Second, SW showcases the depravity of human beings, something Calvinists would be most happy to talk about. It is a classic display of Augustine's definition of original sin, that we cannot save ourselves. We need something bigger than us. We need God. We need the gospel. So depraved is the human heart that even the most well-intentioned heart could turn wayward. Look at how Anakin Skywalker turned to the dark side, and how Luke was nearly tempted into submission. While movies often require a plot that has a villain where viewers loved to hate, it subconsciously highlights our inner conflicts. While sin is tempting, with its offer of power and invincibility, it seduces us into falling for deceptions and lies, just like how Anakin was deceived into thinking his journey into the dark side could save his beloved wife. There is only one hero who is pure and blameless, and that is Jesus. All of us are subject to sin and error. We need help and only God can help us. If we let Him.

Third, we all need hope. While SW presents a general need for hope, that good will eventually triumph, there is a strong representation of the deepest hunger of the human heart for hope of a better tomorrow.  McDowell is spot on when he says Lucas's movies are eclectic and reflect the pluralistic cultures of our age. The title of the book is about the "gospel" which essentially means hope. It means good news. Read this book with the good news in mind, not just any good news but the Bible's message of hope, which is much deeper and more complete than anything the world has to offer. Christ died for all that all may live. If we reject Christ, we reject the Giver of all hope.
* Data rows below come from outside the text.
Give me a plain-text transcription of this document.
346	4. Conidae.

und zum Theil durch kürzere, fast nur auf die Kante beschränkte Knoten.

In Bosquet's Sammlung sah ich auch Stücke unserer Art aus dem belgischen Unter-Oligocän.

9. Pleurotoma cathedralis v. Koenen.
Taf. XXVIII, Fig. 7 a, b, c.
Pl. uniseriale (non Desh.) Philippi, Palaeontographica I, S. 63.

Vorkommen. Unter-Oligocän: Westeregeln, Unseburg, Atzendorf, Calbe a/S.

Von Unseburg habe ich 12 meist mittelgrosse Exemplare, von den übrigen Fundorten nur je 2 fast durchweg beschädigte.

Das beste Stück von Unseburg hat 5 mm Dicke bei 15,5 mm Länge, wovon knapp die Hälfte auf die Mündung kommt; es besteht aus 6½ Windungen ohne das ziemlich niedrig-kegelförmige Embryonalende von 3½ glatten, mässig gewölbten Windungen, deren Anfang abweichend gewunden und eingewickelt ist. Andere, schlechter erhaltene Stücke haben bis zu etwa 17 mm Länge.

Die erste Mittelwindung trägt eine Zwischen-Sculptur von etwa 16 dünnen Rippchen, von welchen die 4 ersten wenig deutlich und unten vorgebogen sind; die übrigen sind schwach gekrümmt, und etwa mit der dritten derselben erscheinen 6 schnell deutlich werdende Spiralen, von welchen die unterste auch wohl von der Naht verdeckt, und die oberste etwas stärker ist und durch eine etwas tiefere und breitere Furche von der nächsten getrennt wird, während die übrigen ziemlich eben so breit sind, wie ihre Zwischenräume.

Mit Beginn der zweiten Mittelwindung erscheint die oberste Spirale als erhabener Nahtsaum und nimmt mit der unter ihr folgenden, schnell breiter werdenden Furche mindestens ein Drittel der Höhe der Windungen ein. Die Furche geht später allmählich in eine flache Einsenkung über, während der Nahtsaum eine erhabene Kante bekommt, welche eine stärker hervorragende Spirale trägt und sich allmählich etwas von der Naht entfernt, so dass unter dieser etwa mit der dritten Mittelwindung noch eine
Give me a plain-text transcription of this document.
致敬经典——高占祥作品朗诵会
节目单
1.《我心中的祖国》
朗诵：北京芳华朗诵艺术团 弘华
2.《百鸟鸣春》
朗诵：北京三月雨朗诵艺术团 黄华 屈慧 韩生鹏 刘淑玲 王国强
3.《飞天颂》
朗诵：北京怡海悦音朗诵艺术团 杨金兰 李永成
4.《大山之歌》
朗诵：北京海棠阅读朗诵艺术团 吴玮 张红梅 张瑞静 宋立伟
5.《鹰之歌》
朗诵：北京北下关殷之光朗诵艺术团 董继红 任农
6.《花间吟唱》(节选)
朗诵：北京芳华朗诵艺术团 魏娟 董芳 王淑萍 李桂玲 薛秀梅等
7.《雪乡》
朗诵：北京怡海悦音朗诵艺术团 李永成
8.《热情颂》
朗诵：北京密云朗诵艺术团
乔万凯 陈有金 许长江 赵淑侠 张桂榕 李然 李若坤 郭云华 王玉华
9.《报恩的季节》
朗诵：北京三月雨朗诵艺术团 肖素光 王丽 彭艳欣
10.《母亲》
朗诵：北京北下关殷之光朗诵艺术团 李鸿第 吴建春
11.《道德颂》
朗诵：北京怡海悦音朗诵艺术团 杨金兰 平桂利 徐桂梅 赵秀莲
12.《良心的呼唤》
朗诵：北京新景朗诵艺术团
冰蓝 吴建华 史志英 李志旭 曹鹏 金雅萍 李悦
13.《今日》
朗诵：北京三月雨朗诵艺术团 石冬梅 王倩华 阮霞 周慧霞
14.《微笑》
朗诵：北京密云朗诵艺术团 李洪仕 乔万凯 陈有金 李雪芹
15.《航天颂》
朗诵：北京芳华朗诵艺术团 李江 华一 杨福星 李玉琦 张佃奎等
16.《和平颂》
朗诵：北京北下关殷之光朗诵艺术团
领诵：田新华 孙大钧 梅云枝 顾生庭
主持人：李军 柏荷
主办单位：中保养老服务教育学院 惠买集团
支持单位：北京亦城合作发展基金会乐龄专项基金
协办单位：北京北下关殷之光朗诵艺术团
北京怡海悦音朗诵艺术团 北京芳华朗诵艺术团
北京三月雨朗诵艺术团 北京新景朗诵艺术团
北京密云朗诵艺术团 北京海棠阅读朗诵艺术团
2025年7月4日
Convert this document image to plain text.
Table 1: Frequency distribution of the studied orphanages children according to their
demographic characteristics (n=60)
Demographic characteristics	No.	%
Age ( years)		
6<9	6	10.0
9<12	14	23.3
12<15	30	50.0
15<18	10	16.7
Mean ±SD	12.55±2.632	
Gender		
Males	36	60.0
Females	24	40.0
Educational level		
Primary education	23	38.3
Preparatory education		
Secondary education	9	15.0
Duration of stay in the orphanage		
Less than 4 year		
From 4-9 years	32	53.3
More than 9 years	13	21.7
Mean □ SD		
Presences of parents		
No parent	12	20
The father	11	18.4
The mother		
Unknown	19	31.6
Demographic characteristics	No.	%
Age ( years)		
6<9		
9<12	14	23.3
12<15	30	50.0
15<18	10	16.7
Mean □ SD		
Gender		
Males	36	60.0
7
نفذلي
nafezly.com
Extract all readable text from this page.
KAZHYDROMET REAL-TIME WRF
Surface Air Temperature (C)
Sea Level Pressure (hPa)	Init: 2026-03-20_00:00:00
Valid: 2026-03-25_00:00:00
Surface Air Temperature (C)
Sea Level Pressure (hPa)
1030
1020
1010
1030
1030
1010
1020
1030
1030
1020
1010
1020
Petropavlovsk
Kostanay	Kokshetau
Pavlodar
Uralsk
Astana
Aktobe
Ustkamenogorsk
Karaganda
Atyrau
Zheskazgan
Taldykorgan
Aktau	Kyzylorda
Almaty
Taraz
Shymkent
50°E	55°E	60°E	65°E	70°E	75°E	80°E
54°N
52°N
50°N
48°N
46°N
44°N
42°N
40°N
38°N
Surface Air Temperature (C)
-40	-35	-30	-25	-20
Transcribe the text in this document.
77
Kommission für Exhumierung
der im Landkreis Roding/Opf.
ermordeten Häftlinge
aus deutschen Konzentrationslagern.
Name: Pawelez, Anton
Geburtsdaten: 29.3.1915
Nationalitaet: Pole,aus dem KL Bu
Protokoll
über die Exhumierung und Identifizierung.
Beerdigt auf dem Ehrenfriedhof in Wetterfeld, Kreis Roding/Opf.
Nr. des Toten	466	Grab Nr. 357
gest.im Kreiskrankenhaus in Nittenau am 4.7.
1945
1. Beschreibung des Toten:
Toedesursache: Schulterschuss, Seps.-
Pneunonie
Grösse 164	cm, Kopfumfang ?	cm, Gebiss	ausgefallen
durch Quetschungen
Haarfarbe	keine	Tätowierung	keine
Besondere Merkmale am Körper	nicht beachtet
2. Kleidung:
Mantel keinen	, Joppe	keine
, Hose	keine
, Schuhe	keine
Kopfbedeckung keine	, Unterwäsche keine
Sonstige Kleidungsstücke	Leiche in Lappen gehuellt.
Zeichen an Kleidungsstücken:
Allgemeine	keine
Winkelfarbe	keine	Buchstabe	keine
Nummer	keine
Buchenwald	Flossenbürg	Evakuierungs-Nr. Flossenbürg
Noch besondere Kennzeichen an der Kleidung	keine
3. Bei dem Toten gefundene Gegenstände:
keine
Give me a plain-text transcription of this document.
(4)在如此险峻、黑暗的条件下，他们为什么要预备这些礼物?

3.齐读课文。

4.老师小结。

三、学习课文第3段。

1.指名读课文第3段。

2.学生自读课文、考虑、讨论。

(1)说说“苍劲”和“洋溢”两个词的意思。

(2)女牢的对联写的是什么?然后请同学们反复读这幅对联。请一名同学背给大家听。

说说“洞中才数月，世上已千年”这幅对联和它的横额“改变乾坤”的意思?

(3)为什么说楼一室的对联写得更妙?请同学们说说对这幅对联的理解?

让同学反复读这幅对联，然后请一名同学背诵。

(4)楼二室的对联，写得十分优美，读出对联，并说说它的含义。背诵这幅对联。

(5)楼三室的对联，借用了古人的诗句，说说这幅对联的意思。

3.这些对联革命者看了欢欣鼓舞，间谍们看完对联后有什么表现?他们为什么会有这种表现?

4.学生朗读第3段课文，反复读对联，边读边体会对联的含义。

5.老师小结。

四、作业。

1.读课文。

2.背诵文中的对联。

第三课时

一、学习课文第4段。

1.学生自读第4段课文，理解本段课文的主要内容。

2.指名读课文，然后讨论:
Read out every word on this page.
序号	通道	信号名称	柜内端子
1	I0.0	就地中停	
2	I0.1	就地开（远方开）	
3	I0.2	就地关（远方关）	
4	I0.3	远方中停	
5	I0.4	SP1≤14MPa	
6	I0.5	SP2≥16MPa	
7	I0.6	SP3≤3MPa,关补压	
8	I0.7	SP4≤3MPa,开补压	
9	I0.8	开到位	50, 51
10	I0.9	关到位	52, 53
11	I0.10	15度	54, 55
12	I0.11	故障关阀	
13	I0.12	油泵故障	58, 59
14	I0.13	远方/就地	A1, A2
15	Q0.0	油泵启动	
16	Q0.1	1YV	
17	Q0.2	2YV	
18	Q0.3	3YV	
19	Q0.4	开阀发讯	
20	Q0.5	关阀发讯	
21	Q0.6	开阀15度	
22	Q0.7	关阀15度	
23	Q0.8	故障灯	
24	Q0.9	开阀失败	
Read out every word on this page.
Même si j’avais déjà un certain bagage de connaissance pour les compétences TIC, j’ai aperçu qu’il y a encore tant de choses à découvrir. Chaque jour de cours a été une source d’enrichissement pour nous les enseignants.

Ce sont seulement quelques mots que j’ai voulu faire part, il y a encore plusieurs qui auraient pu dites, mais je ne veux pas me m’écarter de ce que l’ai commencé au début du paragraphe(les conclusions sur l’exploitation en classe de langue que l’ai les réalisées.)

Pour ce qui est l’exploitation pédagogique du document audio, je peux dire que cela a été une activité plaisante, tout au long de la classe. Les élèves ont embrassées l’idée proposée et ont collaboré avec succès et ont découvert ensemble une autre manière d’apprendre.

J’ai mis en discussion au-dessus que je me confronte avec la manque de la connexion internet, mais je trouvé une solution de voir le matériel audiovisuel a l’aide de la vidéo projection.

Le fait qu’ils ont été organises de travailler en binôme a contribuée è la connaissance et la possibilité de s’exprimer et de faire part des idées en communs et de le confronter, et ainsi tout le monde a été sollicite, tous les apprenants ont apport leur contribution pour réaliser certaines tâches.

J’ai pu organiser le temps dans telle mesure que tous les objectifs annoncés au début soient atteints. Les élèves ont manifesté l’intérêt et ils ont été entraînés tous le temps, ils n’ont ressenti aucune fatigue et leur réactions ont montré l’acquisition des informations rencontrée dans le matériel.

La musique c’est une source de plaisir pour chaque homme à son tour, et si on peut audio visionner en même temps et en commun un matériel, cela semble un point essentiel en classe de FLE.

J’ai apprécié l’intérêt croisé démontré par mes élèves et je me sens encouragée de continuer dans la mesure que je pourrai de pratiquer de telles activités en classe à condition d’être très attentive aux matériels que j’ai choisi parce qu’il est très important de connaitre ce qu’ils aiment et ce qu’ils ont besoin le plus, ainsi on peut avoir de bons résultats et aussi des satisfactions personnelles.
This is one of the best spiritual analyses of the SW saga, presenting some possible theological themes of each of the movies. Perhaps, after reading this book, watch all the movies again and interpret with new lens of understanding. You may find more nuggets of truth as you reflect and ponder about the messages both explicit and implicit.

John C. McDowell is Professor of Theology and Director of Research at the University of Divinity, Melbourne, Australia.

Rating: 4.25 stars of 5.


This book has been provided courtesy of Westminster John Knox Press and NetGalley without requiring a positive review. All opinions offered above are mine unless otherwise stated or implied.